Hacker News new | ask | show | jobs
by LeonB 410 days ago
An “average” (whether a mean/ median etc) is a very lossy compression algorithm.

You’re attempting to describe a whole series of numbers with just one (or two) numbers.

Trying to come up with a good general purpose way to reduce/compress/aggregate data via a lossy algorithm is intractable.

While that all might sound obvious, it can be very hard to internalise this.

(And that’s before getting into the motivated reasoning that biased actors [aka normal people] will use to preference one lossy algorithm over another)

1 comments

You can use an increasing number of statistical moments.
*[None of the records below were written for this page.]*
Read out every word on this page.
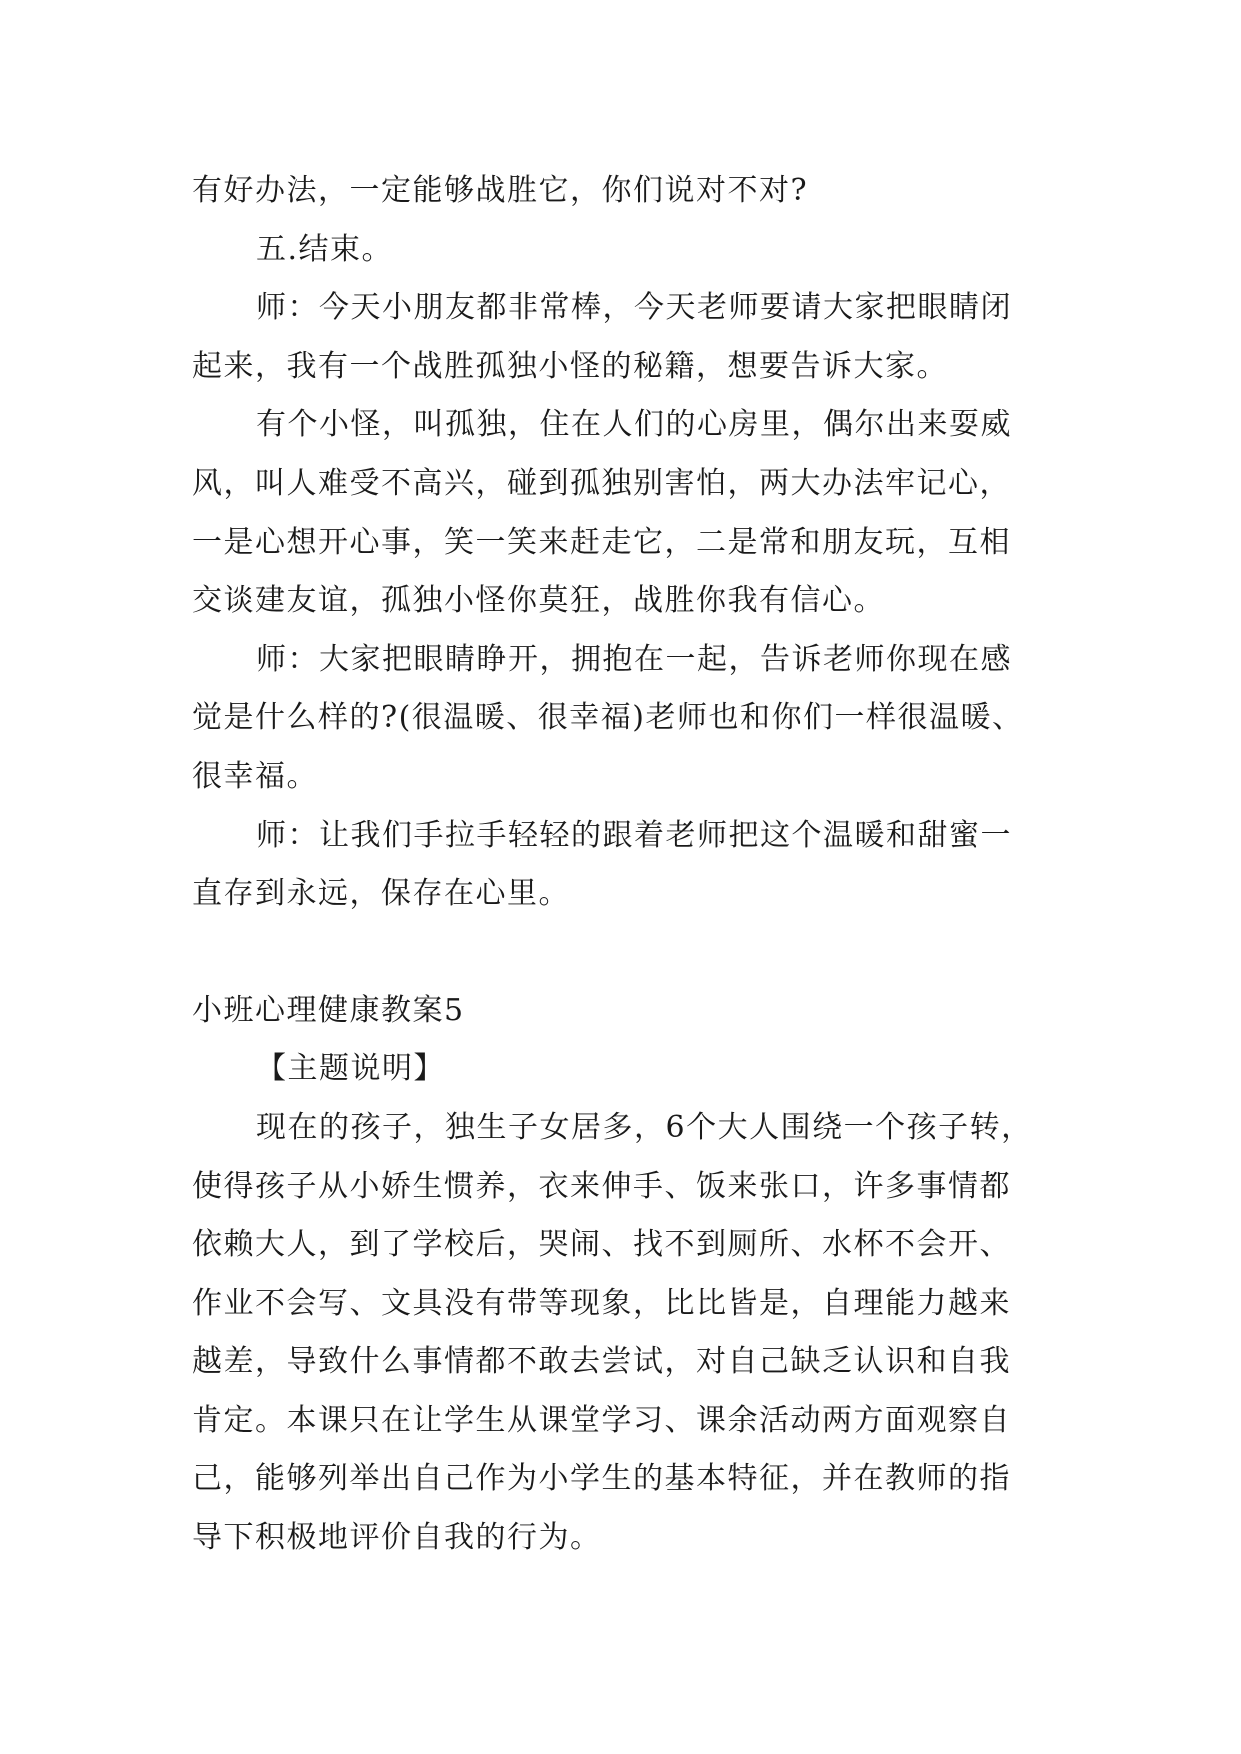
有好办法，一定能够战胜它，你们说对不对?
五.结束。
师：今天小朋友都非常棒，今天老师要请大家把眼睛闭
起来，我有一个战胜孤独小怪的秘籍，想要告诉大家。
有个小怪，叫孤独，住在人们的心房里，偶尔出来耍威
风，叫人难受不高兴，碰到孤独别害怕，两大办法牢记心，
一是心想开心事，笑一笑来赶走它，二是常和朋友玩，互相
交谈建友谊，孤独小怪你莫狂，战胜你我有信心。
师：大家把眼睛睁开，拥抱在一起，告诉老师你现在感
觉是什么样的?(很温暖、很幸福)老师也和你们一样很温暖、
很幸福。
师：让我们手拉手轻轻的跟着老师把这个温暖和甜蜜一
直存到永远，保存在心里。
小班心理健康教案5
【主题说明】
现在的孩子，独生子女居多，6个大人围绕一个孩子转，
使得孩子从小娇生惯养，衣来伸手、饭来张口，许多事情都
依赖大人，到了学校后，哭闹、找不到厕所、水杯不会开、
作业不会写、文具没有带等现象，比比皆是，自理能力越来
越差，导致什么事情都不敢去尝试，对自己缺乏认识和自我
肯定。本课只在让学生从课堂学习、课余活动两方面观察自
己，能够列举出自己作为小学生的基本特征，并在教师的指
导下积极地评价自我的行为。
https://en.wikipedia.org/wiki/Moment_(mathematics)

The arithmetic mean is one of them, which would be an argument in favor of it.

I don't think it is an argument in favour of it.

arith-mean = E[x] , the first moment of x geo-mean = exp(E[log x]) , so log geo-mean = first moment of log x

They are both equivalent in amount of information preserved, but arithmetic preserves additive structure whereas geo preserves multiplicative structure

I didn't want to imply that there is a loss of information. Yes, it's one level up in the hyperoperation chain, I suppose, but what I meant is that it's not a typical way of doing statistics, especially the higher moments.